Un Gua Sha praticato bene non dura più di cinque o sette minuti. È un tempo breve, ma va onorato con presenza.

  1. Preparazione. Si comincia da pelle detersa e tonificata.
  2. Applicazione del prodotto. Si applica una quantità generosa di Face Oil al mattino, o di Night Balm la sera, entrambi pensati per offrire al Gua Sha il glide necessario. Per il collo e il décolleté, il Neck Firming Serum è il compagno più naturale.
  3. Posizione della pietra. Si appoggia in piano sulla pelle, o con un’inclinazione di circa quindici gradi.
  4. Direzione e pressione. Si lavora sempre dal centro verso l’esterno e dall’alto verso il basso, sostenendo la pelle con la mano libera per evitare di tirarla. La pressione resta leggera, mai forzata.
  5. Numero di passaggi. Tre o quattro per zona sono sufficienti: fronte, contorno occhi, zigomi, mandibola, collo.
  6. Cura dello strumento. Alla fine del rituale, si pulisce la pietra con acqua tiepida e sapone neutro. Una volta a settimana, un breve passaggio nel sale rosa la rinfresca.

Quando praticare il Gua Sha: mattina o sera?

Entrambi i momenti hanno senso. Al mattino, il Gua Sha aiuta a sgonfiare il viso, attivare la circolazione e prepararlo alla giornata: il compagno ideale è il Face Oil, dalla texture più leggera. Alla sera, accompagnato dal Night Balm, diventa un rituale di chiusura della giornata, utile a sciogliere le tensioni accumulate e a favorire un sonno disteso.

Per chi inizia, una pratica costante (anche solo cinque minuti la sera, tre o quattro volte a settimana) è più efficace di sessioni più lunghe ma sporadiche.

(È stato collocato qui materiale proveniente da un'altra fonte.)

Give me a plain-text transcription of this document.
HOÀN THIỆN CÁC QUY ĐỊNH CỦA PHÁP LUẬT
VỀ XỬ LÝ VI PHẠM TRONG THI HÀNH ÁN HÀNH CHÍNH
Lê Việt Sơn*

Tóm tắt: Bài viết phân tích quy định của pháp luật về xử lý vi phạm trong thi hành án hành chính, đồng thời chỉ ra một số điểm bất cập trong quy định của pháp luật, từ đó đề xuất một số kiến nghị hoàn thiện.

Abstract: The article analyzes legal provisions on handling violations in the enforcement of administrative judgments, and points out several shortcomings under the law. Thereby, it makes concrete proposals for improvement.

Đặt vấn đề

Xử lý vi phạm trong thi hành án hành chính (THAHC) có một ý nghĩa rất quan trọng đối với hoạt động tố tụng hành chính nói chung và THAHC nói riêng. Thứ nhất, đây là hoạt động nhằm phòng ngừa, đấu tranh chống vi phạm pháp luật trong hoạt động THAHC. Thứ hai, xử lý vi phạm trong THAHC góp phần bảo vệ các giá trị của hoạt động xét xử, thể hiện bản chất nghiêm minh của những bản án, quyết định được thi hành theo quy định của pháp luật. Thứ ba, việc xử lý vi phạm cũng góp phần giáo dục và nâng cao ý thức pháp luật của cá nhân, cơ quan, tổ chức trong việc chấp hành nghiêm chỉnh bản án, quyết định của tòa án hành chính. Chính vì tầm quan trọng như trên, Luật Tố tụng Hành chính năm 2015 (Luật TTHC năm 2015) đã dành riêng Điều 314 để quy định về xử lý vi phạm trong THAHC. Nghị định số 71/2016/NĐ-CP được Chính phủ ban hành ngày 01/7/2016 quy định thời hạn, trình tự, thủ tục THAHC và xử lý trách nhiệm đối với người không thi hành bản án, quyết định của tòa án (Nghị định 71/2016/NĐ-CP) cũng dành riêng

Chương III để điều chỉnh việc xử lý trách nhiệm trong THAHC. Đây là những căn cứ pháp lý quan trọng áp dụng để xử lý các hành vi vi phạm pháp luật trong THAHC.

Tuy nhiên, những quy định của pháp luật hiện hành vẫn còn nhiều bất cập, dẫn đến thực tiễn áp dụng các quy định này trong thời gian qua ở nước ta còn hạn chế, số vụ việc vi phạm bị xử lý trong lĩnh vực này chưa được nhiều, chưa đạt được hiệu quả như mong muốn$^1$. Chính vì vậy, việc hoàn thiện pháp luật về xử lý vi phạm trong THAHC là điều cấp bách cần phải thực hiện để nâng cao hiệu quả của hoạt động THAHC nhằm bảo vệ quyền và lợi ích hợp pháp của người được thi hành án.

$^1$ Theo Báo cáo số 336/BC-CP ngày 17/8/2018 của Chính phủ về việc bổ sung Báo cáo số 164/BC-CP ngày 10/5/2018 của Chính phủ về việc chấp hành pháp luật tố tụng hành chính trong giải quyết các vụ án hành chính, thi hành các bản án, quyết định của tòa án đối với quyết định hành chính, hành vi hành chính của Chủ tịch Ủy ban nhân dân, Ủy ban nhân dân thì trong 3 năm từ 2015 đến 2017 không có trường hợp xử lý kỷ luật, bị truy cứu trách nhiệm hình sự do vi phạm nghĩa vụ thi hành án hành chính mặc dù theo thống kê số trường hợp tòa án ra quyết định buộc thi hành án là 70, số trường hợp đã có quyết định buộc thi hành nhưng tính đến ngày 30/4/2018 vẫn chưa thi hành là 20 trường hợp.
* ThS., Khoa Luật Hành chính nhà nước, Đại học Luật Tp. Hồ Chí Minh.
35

Il gesto come pratica di presenza

La parola rituale, oggi, rischia di essere abusata. Ma nel caso del Gua Sha resta la più precisa. Non perché la pietra abbia di per sé un potere mistico, ma perché il gesto, nella sua lentezza, riporta attenzione a un luogo del corpo che spesso attraversa la giornata senza essere davvero abitato: il viso.

Tenere la pietra in mano, sentirne il peso e la temperatura, lasciare che scivoli su una pelle nutrita è un modo per rallentare. E in quella lentezza, la skincare smette di essere routine e diventa presenza. È in questo punto preciso che la cosmesi botanica e la tradizione del Gua Sha si incontrano davvero.

Domande frequenti sul Gua Sha e la skincare botanica

Il Gua Sha può essere usato senza alcun prodotto sulla pelle? No. Senza una formula che permetta alla pietra di scivolare, il Gua Sha crea attrito sulla pelle, può irritarla e perde gran parte dei suoi benefici. Una formula a base oleosa, come il Face Oil o il Night Balm Inlight, è la base ideale per il glide e per l’assorbimento degli attivi.

Posso usare il Gua Sha con una crema idratante a base acquosa? È sconsigliato. L’acqua presente nelle formule a base acquosa evapora rapidamente, lasciando la pelle asciutta e impedendo alla pietra di scorrere correttamente. Le formule waterless a base oleosa, come quelle Inlight, sono pensate proprio per non interrompere il gesto.

Ogni quanto va usato il Gua Sha? Da tre a sette volte a settimana, in sessioni di cinque o sette minuti. La costanza conta più della durata: una pratica regolare e breve produce risultati più visibili di sessioni lunghe ma occasionali.

Il Gua Sha in ametista è adatto a tutti i tipi di pelle? Sì, è adatto a tutti i tipi di pelle, comprese quelle sensibili. Va evitato solo su ferite aperte, capillari rotti, brufoli infiammati o aree con pustole attive.

Come si pulisce e si conserva il Gua Sha? Dopo ogni uso, si lava con acqua tiepida e sapone neutro, poi si asciuga con un panno morbido. Una volta a settimana è utile un passaggio in sale rosa per rinfrescarlo. Si conserva nella custodia in cotone fornita con la pietra.